取材報告

2007
放射線医学総合研究所が
創立50周年記念講演会を開催

会場風景
会場風景

米倉義晴 氏
米倉義晴 氏(写真1)

徳永 保 氏
徳永 保 氏(写真2)

高橋千太郎 氏
高橋千太郎 氏(写真3)

辻井博彦 氏
辻井博彦 氏(写真4)

菅野 巖 氏
菅野 巖 氏(写真5)

杉村 隆 氏
杉村 隆 氏(写真6)

酒井一夫 氏
酒井一夫 氏(写真7)

明石真言 氏
明石真言 氏(写真8)

久住静代 氏
久住静代 氏(写真9)

 放射線医学総合研究所は,7月20日(金),経団連会館(東京・千代田区)において,創立50周年記念講演会を開催した。

 同研究所は,1957年の創立以来,放射線の医学利用の推進,安全研究,科学者と技術者の養成に一貫して取り組んできた。2006年度からは,重粒子線によるがん治療,放射線が生体に及ぼす影響,分子イメージングの研究を中心とした「放射線に関するライフサイエンス研究」と,「放射線の安全と緊急被ばく医療研究」を2本の柱として重点的に研究を行っており,記念講演会もこれに基づきプログラムが組まれた。

 開会の挨拶に立った理事長の米倉義晴氏(写真1)は,「人類が放射線を利用し続けるかぎり,放射線と健康にかかわる研究を推進する放射線医学総合研究所の使命はさらに重要なものになっていく」と述べた。続いて,文部科学省研究振興局長の徳永 保氏(写真2)が来賓として挨拶し,今後の活動に期待を述べた。
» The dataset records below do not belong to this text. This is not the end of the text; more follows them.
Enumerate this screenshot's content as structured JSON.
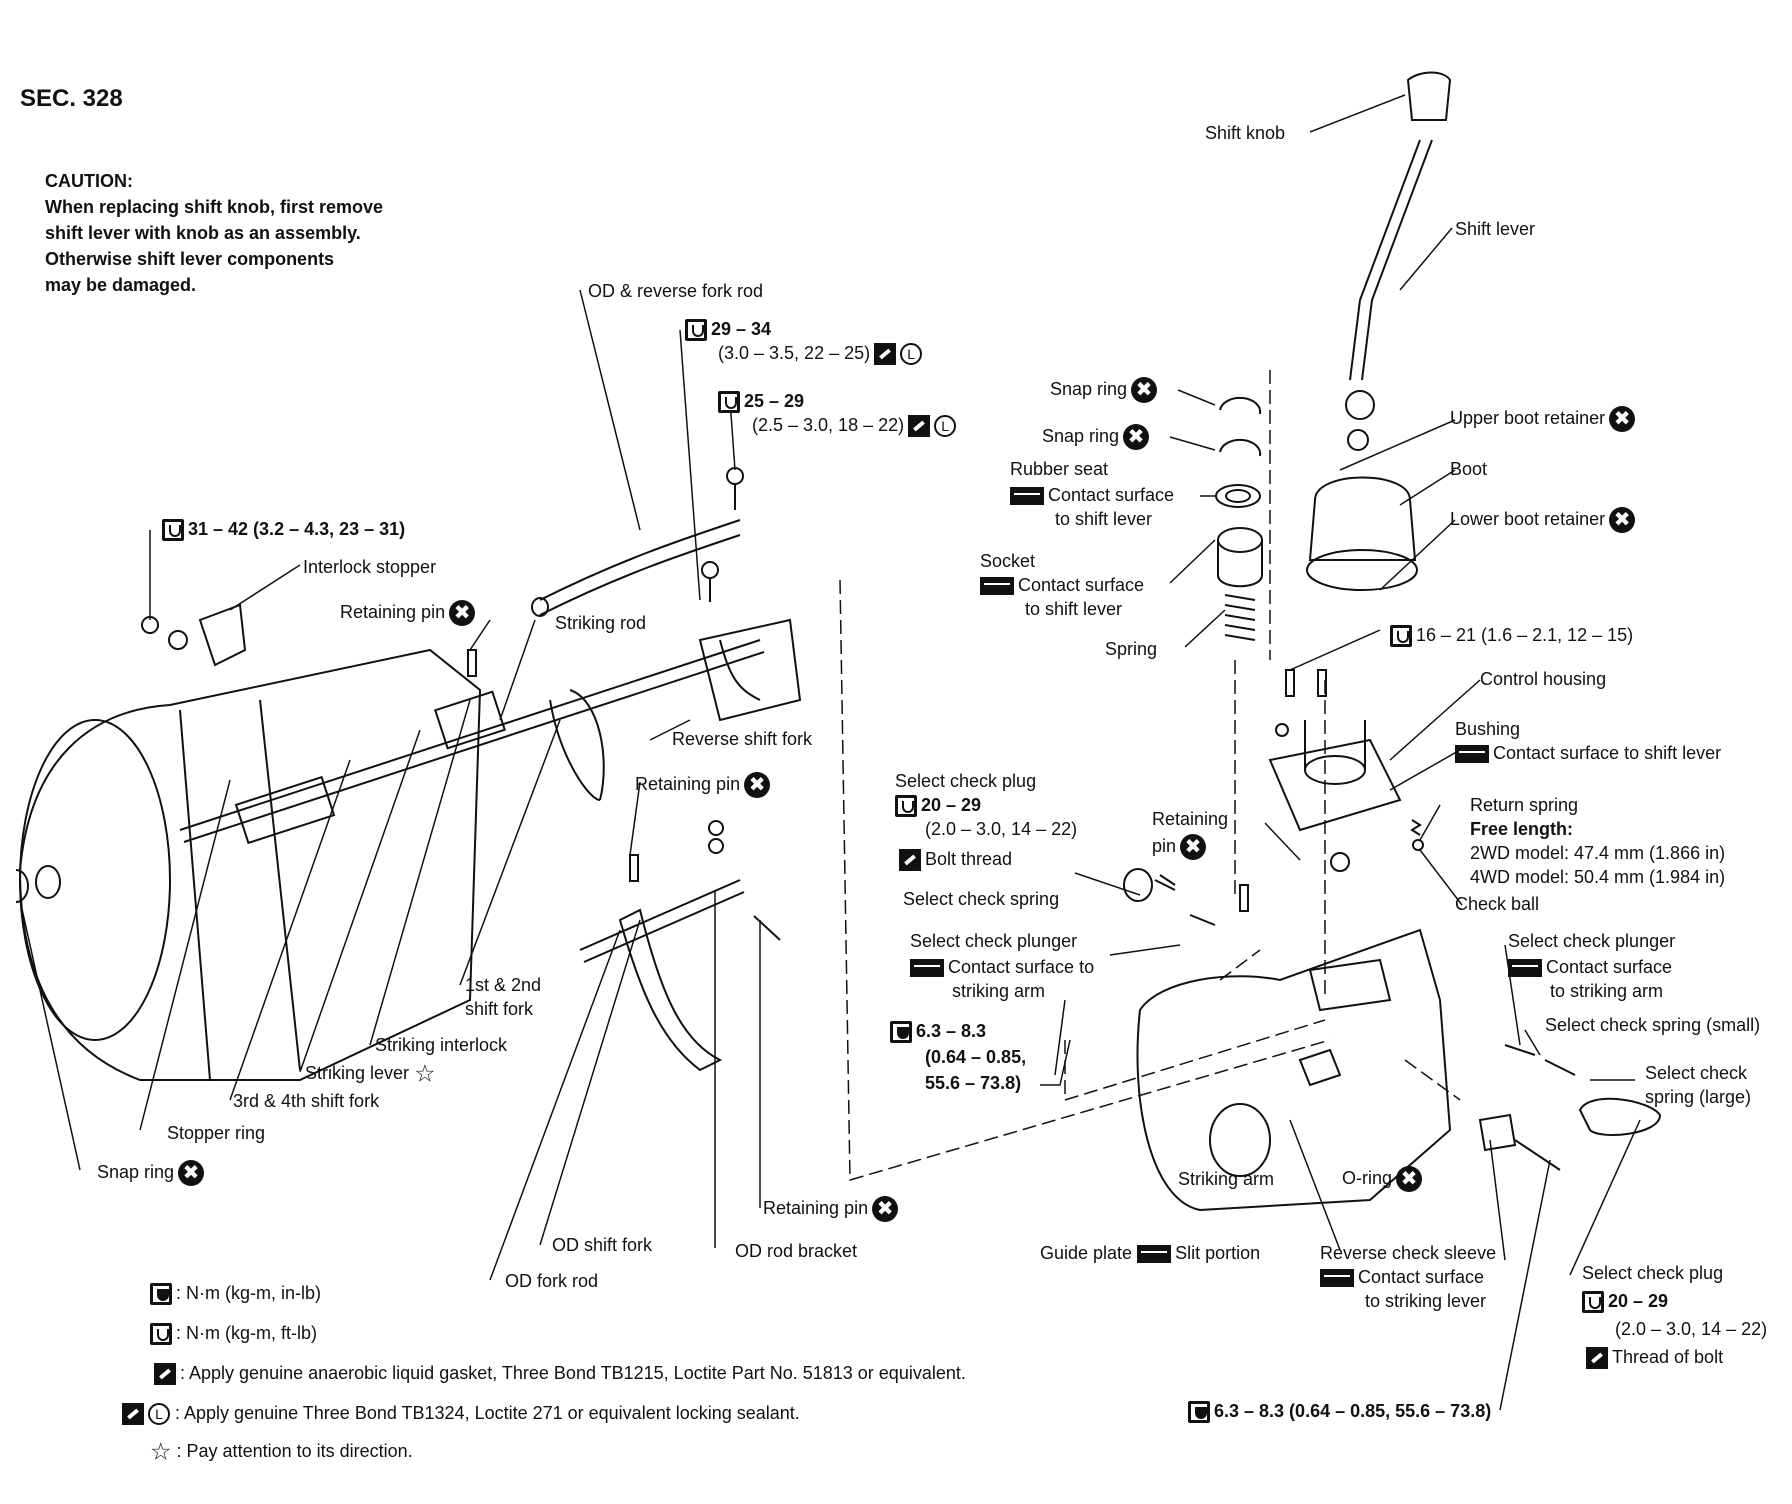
{
  "header": {
    "section": "SEC. 328"
  },
  "caution": {
    "title": "CAUTION:",
    "lines": [
      "When replacing shift knob, first remove",
      "shift lever with knob as an assembly.",
      "Otherwise shift lever components",
      "may be damaged."
    ]
  },
  "labels": {
    "shift_knob": "Shift knob",
    "shift_lever": "Shift lever",
    "od_reverse_fork_rod": "OD & reverse fork rod",
    "torque_29_34": "29 – 34",
    "torque_29_34_sub": "(3.0 – 3.5, 22 – 25)",
    "torque_25_29": "25 – 29",
    "torque_25_29_sub": "(2.5 – 3.0, 18 – 22)",
    "snap_ring_1": "Snap ring",
    "snap_ring_2": "Snap ring",
    "rubber_seat": "Rubber seat",
    "contact_surface": "Contact surface",
    "to_shift_lever": "to shift lever",
    "upper_boot_retainer": "Upper boot retainer",
    "boot": "Boot",
    "lower_boot_retainer": "Lower boot retainer",
    "socket": "Socket",
    "socket_contact": "Contact surface",
    "socket_to_shift_lever": "to shift lever",
    "spring": "Spring",
    "torque_16_21": "16 – 21 (1.6 – 2.1, 12 – 15)",
    "control_housing": "Control housing",
    "bushing": "Bushing",
    "bushing_contact": "Contact surface to shift lever",
    "torque_31_42": "31 – 42 (3.2 – 4.3, 23 – 31)",
    "interlock_stopper": "Interlock stopper",
    "retaining_pin_1": "Retaining pin",
    "striking_rod": "Striking rod",
    "reverse_shift_fork": "Reverse shift fork",
    "retaining_pin_2": "Retaining pin",
    "select_check_plug_1": "Select check plug",
    "torque_20_29_a": "20 – 29",
    "torque_20_29_a_sub": "(2.0 – 3.0, 14 – 22)",
    "bolt_thread": "Bolt thread",
    "select_check_spring": "Select check spring",
    "retaining_pin_3a": "Retaining",
    "retaining_pin_3b": "pin",
    "return_spring": "Return spring",
    "free_length": "Free length:",
    "model_2wd": "2WD model: 47.4 mm (1.866 in)",
    "model_4wd": "4WD model: 50.4 mm (1.984 in)",
    "check_ball": "Check ball",
    "select_check_plunger_1": "Select check plunger",
    "plunger_contact_1": "Contact surface to",
    "striking_arm_1": "striking arm",
    "select_check_plunger_2": "Select check plunger",
    "plunger_contact_2": "Contact surface",
    "to_striking_arm_2": "to striking arm",
    "select_check_spring_small": "Select check spring (small)",
    "select_check_spring_large_1": "Select check",
    "select_check_spring_large_2": "spring (large)",
    "torque_63_83": "6.3 – 8.3",
    "torque_63_83_sub1": "(0.64 – 0.85,",
    "torque_63_83_sub2": "55.6 – 73.8)",
    "first_second_fork_1": "1st & 2nd",
    "first_second_fork_2": "shift fork",
    "striking_interlock": "Striking interlock",
    "striking_lever": "Striking lever",
    "third_fourth_fork": "3rd & 4th shift fork",
    "stopper_ring": "Stopper ring",
    "snap_ring_3": "Snap ring",
    "striking_arm": "Striking arm",
    "o_ring": "O-ring",
    "retaining_pin_4": "Retaining pin",
    "od_shift_fork": "OD shift fork",
    "od_rod_bracket": "OD rod bracket",
    "od_fork_rod": "OD fork rod",
    "guide_plate": "Guide plate",
    "slit_portion": "Slit portion",
    "reverse_check_sleeve": "Reverse check sleeve",
    "sleeve_contact": "Contact surface",
    "to_striking_lever": "to striking lever",
    "select_check_plug_2": "Select check plug",
    "torque_20_29_b": "20 – 29",
    "torque_20_29_b_sub": "(2.0 – 3.0, 14 – 22)",
    "thread_of_bolt": "Thread of bolt",
    "torque_bottom": "6.3 – 8.3 (0.64 – 0.85, 55.6 – 73.8)"
  },
  "legend": [
    {
      "icon": "torque-inlb-icon",
      "text": ": N·m (kg-m, in-lb)"
    },
    {
      "icon": "torque-ftlb-icon",
      "text": ": N·m (kg-m, ft-lb)"
    },
    {
      "icon": "liquid-gasket-icon",
      "text": ": Apply genuine anaerobic liquid gasket, Three Bond TB1215, Loctite Part No. 51813 or equivalent."
    },
    {
      "icon": "locking-sealant-icon",
      "text": ": Apply genuine Three Bond TB1324, Loctite 271 or equivalent locking sealant."
    },
    {
      "icon": "star-icon",
      "text": ": Pay attention to its direction."
    }
  ],
  "symbols": {
    "x_mark": "✖",
    "locking": "L",
    "star": "☆"
  },
  "colors": {
    "ink": "#111111",
    "background": "#ffffff"
  }
}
 講演でははじめに,理事の高橋千太郎氏(写真3)が,「放医研の50年と現在」と題してこれまでの歴史と活動内容を紹介した。
「放医研における放射線医学の取り組み」では2題の講演が行われた。重粒子医科学センター長の辻井博彦氏(写真4)が,「ここまできた重粒子線がん治療」と題して講演した。辻井氏は,重粒子線は,X線よりも線量集中性に優れるため,高い生物効果を示すと説明。頭蓋底,頭頸部,骨盤領域などの手術困難ながんに対してだけでなく,肉腫や悪性黒色腫といった放射線抵抗性のがんに対しても有効だと述べた。分子イメージング研究センター長の菅野 巖氏(写真5)は,「分子で見る身体のはたらきと病気」と題して講演。腫瘍の悪性度の診断が可能な細胞増殖マーカーのFLTや低酸素状態の細胞に蓄積するCu-ATSMを例に,悪性腫瘍診療に貢献する分子イメージング技術を紹介した。

 この後,特別講演として国立がんセンター名誉総長の杉村 隆氏(写真6)は「半世紀を顧みて:がん治療の将来を想う」と題し,がんに関する研究の歴史などを紹介した。
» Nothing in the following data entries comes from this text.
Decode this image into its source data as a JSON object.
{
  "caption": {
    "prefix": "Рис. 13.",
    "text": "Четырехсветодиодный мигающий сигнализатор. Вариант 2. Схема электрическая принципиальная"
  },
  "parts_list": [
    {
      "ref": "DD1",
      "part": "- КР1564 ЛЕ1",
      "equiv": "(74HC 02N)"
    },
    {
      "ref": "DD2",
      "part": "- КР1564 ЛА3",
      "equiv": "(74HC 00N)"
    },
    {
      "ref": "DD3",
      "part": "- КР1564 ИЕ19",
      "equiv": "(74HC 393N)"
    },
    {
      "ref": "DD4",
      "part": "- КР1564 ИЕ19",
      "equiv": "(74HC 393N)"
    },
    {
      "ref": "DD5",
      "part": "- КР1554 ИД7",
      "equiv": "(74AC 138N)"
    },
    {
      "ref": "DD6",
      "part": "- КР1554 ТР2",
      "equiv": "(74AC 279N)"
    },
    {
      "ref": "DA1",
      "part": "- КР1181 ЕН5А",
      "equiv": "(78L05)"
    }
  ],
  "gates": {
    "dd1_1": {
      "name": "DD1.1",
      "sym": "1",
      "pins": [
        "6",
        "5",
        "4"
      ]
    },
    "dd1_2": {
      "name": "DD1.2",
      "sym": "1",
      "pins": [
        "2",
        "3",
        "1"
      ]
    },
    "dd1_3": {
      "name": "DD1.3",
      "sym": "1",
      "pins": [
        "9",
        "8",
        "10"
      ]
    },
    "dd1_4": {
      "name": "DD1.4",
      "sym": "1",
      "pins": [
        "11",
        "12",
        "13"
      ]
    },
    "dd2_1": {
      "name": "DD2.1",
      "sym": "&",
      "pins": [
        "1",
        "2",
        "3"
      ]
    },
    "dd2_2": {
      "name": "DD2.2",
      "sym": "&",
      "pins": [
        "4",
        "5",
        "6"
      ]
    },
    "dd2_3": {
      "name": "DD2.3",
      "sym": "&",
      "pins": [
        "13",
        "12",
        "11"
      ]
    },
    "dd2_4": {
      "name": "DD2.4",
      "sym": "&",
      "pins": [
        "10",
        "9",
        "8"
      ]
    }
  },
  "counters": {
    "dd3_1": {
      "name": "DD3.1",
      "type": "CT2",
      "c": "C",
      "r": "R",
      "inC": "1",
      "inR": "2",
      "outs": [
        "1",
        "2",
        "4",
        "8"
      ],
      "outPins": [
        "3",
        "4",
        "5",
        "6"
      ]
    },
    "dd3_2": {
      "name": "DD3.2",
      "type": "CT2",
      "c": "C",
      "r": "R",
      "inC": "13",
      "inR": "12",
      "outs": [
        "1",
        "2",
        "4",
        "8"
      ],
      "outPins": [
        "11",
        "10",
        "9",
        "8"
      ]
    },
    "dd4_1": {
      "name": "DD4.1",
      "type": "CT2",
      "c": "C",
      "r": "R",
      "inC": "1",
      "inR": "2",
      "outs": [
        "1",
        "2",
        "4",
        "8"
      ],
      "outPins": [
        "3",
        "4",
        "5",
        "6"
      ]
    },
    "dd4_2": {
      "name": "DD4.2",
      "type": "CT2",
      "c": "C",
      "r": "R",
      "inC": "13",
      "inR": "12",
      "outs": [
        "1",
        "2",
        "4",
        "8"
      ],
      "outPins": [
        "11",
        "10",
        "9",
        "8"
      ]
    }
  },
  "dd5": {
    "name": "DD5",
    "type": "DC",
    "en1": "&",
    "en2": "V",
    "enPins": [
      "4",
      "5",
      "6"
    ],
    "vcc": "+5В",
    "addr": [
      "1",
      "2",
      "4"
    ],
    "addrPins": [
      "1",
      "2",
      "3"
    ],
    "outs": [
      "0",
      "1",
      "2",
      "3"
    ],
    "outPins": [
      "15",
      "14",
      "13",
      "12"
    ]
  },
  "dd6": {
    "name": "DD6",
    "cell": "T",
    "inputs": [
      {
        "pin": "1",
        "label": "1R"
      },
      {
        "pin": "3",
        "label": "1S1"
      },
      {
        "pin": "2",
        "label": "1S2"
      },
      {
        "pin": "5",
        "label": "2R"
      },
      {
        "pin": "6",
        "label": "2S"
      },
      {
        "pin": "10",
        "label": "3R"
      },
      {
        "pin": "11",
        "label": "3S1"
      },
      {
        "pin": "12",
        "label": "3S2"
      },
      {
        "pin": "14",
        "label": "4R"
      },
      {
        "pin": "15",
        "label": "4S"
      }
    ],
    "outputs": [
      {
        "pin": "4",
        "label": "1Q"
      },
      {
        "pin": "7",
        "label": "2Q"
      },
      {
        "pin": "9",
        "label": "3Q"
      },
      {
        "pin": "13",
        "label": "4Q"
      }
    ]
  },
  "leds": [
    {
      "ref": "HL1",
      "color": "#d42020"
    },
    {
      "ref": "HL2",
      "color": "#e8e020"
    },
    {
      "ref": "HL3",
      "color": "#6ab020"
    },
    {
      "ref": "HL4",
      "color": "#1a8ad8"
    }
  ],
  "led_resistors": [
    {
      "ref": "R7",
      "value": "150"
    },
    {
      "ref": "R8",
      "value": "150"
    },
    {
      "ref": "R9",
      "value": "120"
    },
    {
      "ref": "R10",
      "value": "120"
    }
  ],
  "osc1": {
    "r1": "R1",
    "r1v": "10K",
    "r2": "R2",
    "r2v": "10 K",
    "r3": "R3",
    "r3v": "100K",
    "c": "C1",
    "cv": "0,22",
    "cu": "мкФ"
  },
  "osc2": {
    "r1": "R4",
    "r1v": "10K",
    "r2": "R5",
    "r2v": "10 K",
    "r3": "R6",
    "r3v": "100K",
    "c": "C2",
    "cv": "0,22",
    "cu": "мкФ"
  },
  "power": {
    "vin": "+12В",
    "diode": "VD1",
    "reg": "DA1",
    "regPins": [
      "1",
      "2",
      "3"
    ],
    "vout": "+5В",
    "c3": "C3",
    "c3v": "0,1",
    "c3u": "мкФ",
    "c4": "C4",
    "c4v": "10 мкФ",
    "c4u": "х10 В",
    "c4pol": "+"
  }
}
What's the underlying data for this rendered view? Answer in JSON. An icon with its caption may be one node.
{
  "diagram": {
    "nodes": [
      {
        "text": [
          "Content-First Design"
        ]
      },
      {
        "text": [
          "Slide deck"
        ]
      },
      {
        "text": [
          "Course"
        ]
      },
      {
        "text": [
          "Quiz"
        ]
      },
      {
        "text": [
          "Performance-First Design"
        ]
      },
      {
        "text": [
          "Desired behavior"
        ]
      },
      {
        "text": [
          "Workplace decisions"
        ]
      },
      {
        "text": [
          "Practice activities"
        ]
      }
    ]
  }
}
  「放医研の放射線安全への取り組み」では2題の講演が行われた。放射線防護研究センター長の酒井一夫氏(写真7)が,「放射線防護研究のあゆみ」と題して講演を 行った。酒井氏は,放射線防護研究の目的は放射線の使用制限ではないことを強調。放射線を安全かつ安心して,有効に利用できる状況を整えることだと述べた。続いて,緊急被ばく医療研究センター長の明石真言氏(写真8)が,「放医研と我が国の被ばく医療」と題して講演。緊急被ばく医療体制の充実をめざして同研究所と全国の関係機関や専門家との間で構築しているネットワークを紹介した。
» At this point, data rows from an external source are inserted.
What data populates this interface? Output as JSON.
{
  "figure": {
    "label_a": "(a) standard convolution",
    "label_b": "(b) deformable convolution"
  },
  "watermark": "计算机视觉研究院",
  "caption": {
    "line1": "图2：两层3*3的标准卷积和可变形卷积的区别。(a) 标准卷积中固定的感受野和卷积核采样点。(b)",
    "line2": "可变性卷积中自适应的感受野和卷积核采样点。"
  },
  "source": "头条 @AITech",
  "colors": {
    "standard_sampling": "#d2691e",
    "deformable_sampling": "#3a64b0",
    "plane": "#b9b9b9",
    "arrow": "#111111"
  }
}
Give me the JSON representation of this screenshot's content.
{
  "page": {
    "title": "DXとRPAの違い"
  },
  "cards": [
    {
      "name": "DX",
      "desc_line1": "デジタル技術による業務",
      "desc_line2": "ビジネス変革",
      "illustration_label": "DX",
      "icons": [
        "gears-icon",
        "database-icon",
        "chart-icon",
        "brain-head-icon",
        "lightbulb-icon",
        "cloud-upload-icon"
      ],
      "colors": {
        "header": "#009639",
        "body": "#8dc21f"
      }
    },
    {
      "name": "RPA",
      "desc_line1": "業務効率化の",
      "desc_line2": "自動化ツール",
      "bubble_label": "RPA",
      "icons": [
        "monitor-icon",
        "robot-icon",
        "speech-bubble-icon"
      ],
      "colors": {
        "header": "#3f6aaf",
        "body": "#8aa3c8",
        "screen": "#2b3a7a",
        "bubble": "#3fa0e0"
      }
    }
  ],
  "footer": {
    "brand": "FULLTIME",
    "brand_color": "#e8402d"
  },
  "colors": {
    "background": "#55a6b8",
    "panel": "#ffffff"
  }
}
 最後に,原子力安全委員会委員の久住静代氏(写真9)が,「我が国の原子力安全確保について・・原子力安全委員会の役割と放射線医学総合研究所への期待」と題して特別講演を行った。久住氏は,国民に正確に理解してもらうことが難しい放射線の安全性について,同研究所が果たしてきた役割を評価し,医学利用の実績をもとに説得力のある説明をすることができると述べた。さらに,今後の原子力利用の前提にある安全確保の観点からも,研究の重要性を強調した。その上で,放射線の安全と医学利用に関する研究が並行して進められ,相乗効果を生みながら発展していくことを強く期待するとまとめた。